Bookmark and Share

Introducing the Model Zoo for Intel Architecture

This blog post was originally published at Intel's website. It is reprinted here with the permission of Intel.

Are you a data scientist who wants to optimize the performance of your machine learning (ML) inference workloads? Perhaps you’ve heard of the Intel® Optimization for TensorFlow* and the Intel® Math Kernel Library for Deep Neural Networks (Intel® MKL-DNN), but have not yet seen a working application in your domain that takes full advantage of Intel’s optimizations. The Model Zoo for Intel Architecture is an open-sourced collection of optimized machine learning inference applications that demonstrates how to get the best performance on Intel platforms.
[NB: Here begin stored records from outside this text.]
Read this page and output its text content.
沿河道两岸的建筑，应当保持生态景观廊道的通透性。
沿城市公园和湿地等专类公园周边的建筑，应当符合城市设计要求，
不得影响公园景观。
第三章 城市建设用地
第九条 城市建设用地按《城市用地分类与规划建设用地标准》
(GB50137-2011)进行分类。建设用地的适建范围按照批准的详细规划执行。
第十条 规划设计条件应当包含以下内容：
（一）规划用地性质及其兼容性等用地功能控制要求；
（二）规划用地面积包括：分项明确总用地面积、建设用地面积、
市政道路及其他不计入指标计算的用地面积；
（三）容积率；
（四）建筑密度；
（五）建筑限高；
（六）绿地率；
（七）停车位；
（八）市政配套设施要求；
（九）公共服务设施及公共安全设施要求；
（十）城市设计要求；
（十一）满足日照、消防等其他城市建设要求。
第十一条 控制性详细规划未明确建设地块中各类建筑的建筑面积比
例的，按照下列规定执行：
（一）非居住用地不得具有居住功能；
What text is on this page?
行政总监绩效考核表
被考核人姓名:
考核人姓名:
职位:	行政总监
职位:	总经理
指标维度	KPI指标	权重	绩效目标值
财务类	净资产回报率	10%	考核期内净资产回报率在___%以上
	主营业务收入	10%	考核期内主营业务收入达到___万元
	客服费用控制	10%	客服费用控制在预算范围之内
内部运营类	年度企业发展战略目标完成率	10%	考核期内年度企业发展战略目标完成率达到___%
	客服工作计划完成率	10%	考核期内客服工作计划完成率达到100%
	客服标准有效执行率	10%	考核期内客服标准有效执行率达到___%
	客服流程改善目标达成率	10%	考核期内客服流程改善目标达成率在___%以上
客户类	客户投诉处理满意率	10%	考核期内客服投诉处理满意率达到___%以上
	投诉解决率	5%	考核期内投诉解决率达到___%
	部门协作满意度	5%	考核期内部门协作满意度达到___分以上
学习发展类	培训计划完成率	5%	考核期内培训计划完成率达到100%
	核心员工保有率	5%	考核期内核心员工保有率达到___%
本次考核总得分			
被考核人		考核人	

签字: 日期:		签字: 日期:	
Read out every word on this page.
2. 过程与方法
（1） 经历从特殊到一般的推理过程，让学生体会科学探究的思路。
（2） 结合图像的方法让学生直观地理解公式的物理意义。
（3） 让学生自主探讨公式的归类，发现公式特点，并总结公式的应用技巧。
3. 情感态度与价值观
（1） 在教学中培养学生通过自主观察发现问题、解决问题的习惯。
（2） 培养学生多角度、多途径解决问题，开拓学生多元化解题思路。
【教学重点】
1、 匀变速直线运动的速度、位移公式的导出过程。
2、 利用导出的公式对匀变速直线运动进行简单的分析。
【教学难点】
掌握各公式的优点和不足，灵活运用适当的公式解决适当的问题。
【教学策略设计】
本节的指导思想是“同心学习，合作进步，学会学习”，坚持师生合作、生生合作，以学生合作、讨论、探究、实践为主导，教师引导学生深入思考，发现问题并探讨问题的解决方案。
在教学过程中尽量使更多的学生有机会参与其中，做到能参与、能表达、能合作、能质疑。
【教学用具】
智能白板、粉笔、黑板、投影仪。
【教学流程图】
The project contains more than 20 pre-trained models, benchmarking scripts, best practice documents, and step-by-step tutorials for running deep learning (DL) models optimized for Intel® Xeon® Scalable processors.

With the Model Zoo, you can easily:

  • Learn which AI topologies and applications Intel has optimized to run on its hardware
  • Benchmark the performance of optimized models on Intel hardware
  • Get started efficiently running optimized models in the cloud or on bare metal

What’s in Version 1.3

The latest release of the Model Zoo features optimized models for the TensorFlow* framework and benchmarking scripts for both 32-bit floating point (FP32) and 8-bit integer (Int8) precision. Most commercial DL applications today use FP32 precision for training and inference, though 8-bit multipliers can be used for inference with minimal to no loss in accuracy. The Int8 models were created using post-training quantization techniques for reduced model size and lower latency.

FP32 TensorFlow Models
Adversarial Networks DCGAN
Content Creation DRAW
Face Detection and Alignment FaceNet
MTCC
Image Recognition Inception ResNet V2
Inception V3
Inception V4
MobileNet V1
ResNet 101
ResNet 50
SqueezeNet
Image Segmentation Mask R-CNN
UNet
Language Translation GNMT
Transformer-LT
Object Detection Faster R-CNN
R-FCN
SSD-MobileNet
SSD-ResNet34
Recommendation Systems NCF
Wide & Deep
Text-to-Speech WaveNet
Int8 TensorFlow Models
Image Recognition Inception ResNet V2
Inception V3
Inception V4
ResNet 101
ResNet 50
Object Detection Faster R-CNN
R-FCN
SSD-MobileNet
Recommendation Systems Wide & Deep

You can run benchmarks by cloning the repository and following the step-by-step instructions for your topology of choice. Each model’s benchmark README contains detailed information for downloading a pre-trained model from a public cloud storage location, acquiring a test dataset, and launching the model’s benchmarking script. The benchmarking scripts are designed to run by default in a containerized environment using Intel-optimized TensorFlow Docker* images with all the necessary dependencies taken care of automatically. There is an alpha feature that allows you to run without Docker, but you must manually set up and install all the required dependencies to run benchmarks in this mode. Either way, the script automatically applies the optimal TensorFlow runtime settings for your Intel hardware and provides an output log describing the model performance metrics and settings used. There are options for testing real-time inference (latency with batch size 1), maximum throughput inference (large batch size), and some scripts also offer the option of measuring accuracy.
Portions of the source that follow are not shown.